O texto é mais uma amostra do talento de Graciliano como escritor. Assim como no restante de seus livros, o autor narra e descreve os fatos que julga importantes para a narrativa, mas deixa a explicação e o entendimento com os leitores. A opção não é mera generosidade: é respeitosa com a inteligência alheia e importante para a qualidade da obra. A aparente simplicidade de sua linguagem é moldura para enredos e temáticas duros e nada simplistas — um universo literário tão dramático e poderoso quanto as imagens criadas por outro modernista de olhar crítico (e também comunista), o pintor Candido Portinari, em obras como Os Retirantes (1944). “Graciliano sempre teve essa preocupação de discutir o país, tratar de temas que são complexos nos romances e livros de memórias”, afirma Mio Salla.

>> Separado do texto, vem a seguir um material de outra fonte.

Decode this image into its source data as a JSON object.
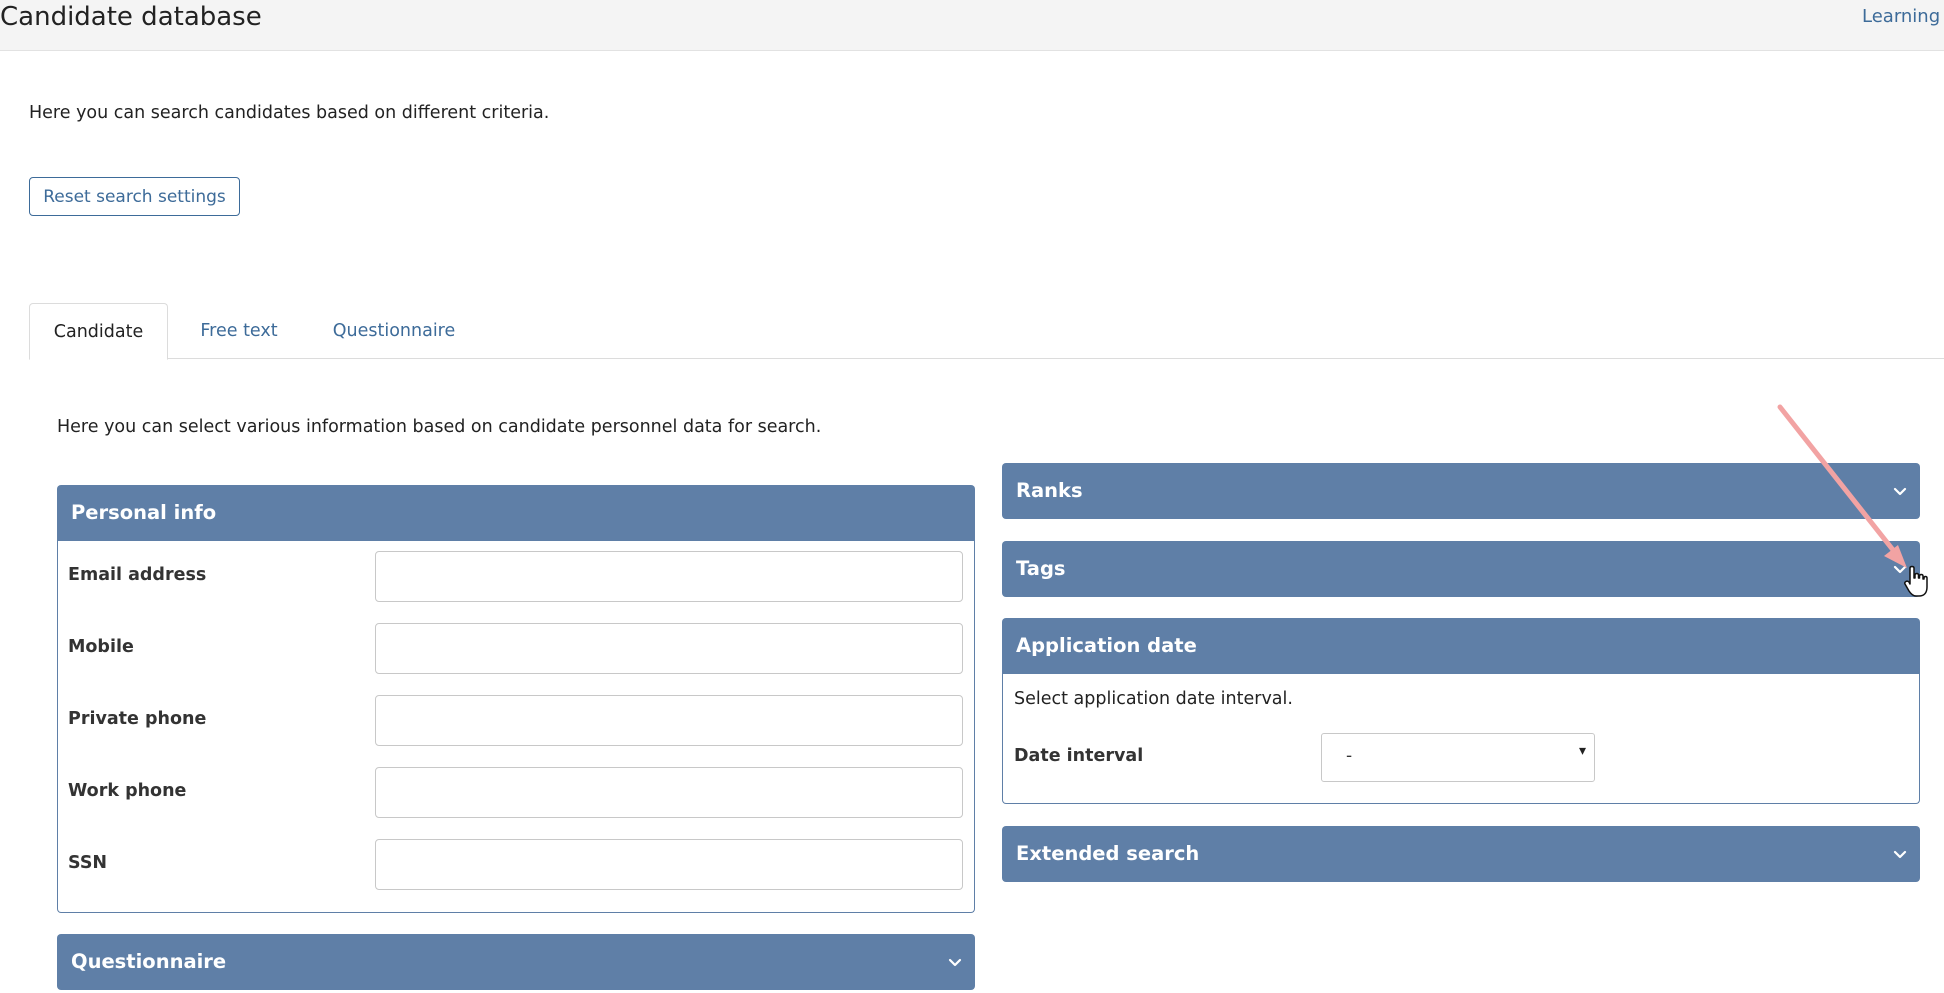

É fato que grandes obras se renovam com o tempo — daí vem a importância e a perenidade dos cânones. Mas o caso específico de Angústia é exemplar. Os temas abordados revelam-se ainda mais atuais e os locais descritos ganham novo interesse por causa de eventos recentes. O protagonista Luís Pereira da Silva, jornalista sem fama e com aspirações literárias, conta em primeira pessoa como se deu a paixão avassaladora e frustrante por Marina, sua vizinha. O paralelo com Dom Casmurro é óbvio e, assim como na obra machadiana, o narrador não é confiável. Ele fala da desilusão a partir do seu ponto de vista, descrevendo Marina com desprezo e alucinando em alguns momentos; sobretudo, no longo solilóquio final, que dialoga com outro clássico, o trecho final de Ricardo III, de Shakespeare.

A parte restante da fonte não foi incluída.